A un moment, Dumont résume assez bien la situation : petite caméra DV à la main, assis au bord de la baignoire avec sa Joana, il lui tripote le pied et en profite pour lui donner une leçon du cinéma : « Je touche ton pied, ensuite j’ai le souvenir de ton pied, et puis à partir de ce souvenir j’écris le scénario, et je fais le film de ton pied, c’est ça le cinéma… là on est à vif ». A vif, donc, c’est-à-dire encore loin du cinéma mais au coeur du couple Preiss-Dumont, qui voyage à bord du Transsibérien. Reste à savoir si cette spontanéité retrouvée, ce « je te filme, tu me filmes par la barbichette », a plus d’intérêt qu’un de ces épisodes de Paris Dernière devant lesquels on somnole en attendant la séquence coquine.

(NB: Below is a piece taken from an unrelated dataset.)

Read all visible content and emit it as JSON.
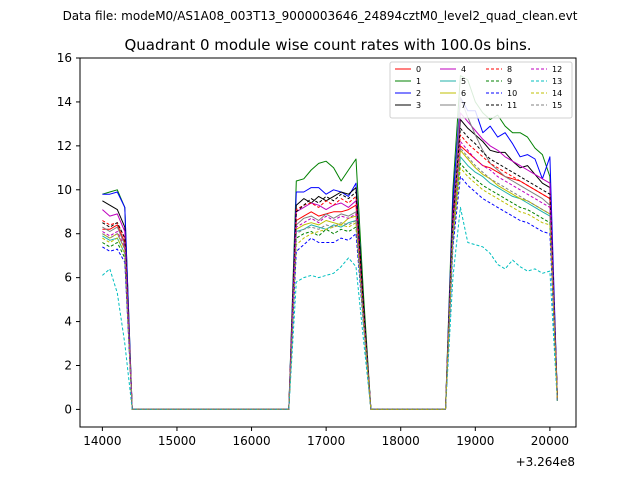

Pas vraiment. D’abord parce que le film feint d’ignorer tout le long une donnée pourtant évidente du genre « à vif » : l’absence totale d’innocence induite par la caméra. Dans le documentaire sur Gerard Richter sorti il y a quelques semaines, la réalisatrice filme le peintre au travail, en temps réel, façon Mystère Picasso (sauf que Picasso peignait pour le film de Clouzot, parlait à Clouzot, alors que Richter peint un tableau qui rejoindra son oeuvre et fait semblant d’ignorer la caméra). Au début ça fonctionne bien et puis, exaspéré, Richter s’arrête de peindre. Mécontent de son travail, il peste qu’avec la caméra il ne peut pas, il est bloqué, il est en train de peindre ce qu’il ne peindrait jamais sans la caméra. A force de rajouter des couches et des couches, le tableau est raté. Même problème ici. Preiss et Dumont font ce que qu’ils ne feraient jamais sans la caméra, en rajoutent des couches et des couches, tout en s’échinant à donner l’impression du naturel, comme si le dispositif introduit par la caméra allait de soi. C’est l’exact inverse du cinéma de Cavalier, où la caméra a fonction de journal auquel on parle : ici on la voudrait simple oeil enregistreur. Et, fatalement, sous la pression du dispositif qui les oblige à produire du sens, les deux tourtereaux finissent par dire et faire à peu près n’importe quoi.
Soit, pour la plus grande part : une guirlande de discussions pseudo-cryptées sous-godardiennes, tressées avec des échanges amoureux lorgnant vaguement vers Garrel. Concrètement, Dumont enchaîne les distinctions oiseuses et faussement subtiles (« je veux être avec toi mais pas vivre avec toi » ; « Ton intérieur est cinématographique mais ton extérieur est numérique » – lol), pendant que Preiss, quand elle n’écoute pas sagement la leçon, cherche la prise de tête (« Moi je me préoccupe de tes envies, j’attends que tu finisses ta clope avant de dîner alors que j’aimerais dîner tout de suite »). Ça devrait finir avec trois claques, mais quitte à faire le voyage, Dumont en profite pour faire le prof de philo (« Manipuler c’est beau, ça veut dire prendre dans ses mains » ; « C’est bien le doute, moi je doute de ton amour, pourquoi les gens se disent tout le temps je t’aime ? parce qu’ils sont inquiets ») quand il ne donne pas dans le cours de ciné.
Parfois pourtant, le film fonctionne un peu, malgré lui, quand faute d’avoir atteint le secret d’un couple et d’une intimité, on récupère ce qui est au fond son vrai sujet : l’insignifiance, grande gagnante de l’histoire. Par exemple quand Preiss allume la caméra par désoeuvrement, ou que Dumont la filme nue, endormie ou ivre (on craint à un moment le « t’es belle quand t’es en colère ») et qu’elle fait mine de ne pas se savoir filmée, surjouant le naturel. C’est bien d’ailleurs dans ces trois situations-là (nudité, sommeil, ivresse), les plus prétendument naturelles, que le film revendique le plus tragiquement la spontanéité qu’il ne trouve jamais, faute de s’en donner les moyens. Plus tard, dans une épicerie, Preiss hésite à acheter une pomme rouge ou une pomme jaune. Finalement elle choisit une poire et c’est une des meilleures scènes du film. Plus loin, elle rame pour comprendre ce que veut le chauffeur de taxi qui ne parle pas un mot d’anglais : on est traversé là par un vrai vertige, presque un plaisir, qui est celui que l’on peut prendre devant le puits sans fond de l’insignifiance. Le plan le plus vrai, à ce titre, reste celui de Preiss filmée par Dumont, endormie, les seins à l’air et la bouche ouverte. Plan drôle et terrifiant à la fois, tant il laisse l’impression qu’elle est sur son lit de mort, ou qu’elle dort juste, non comme une belle endormie, mais comme on dort tous la plupart du temps : comme une gogole, authentique et spontanée.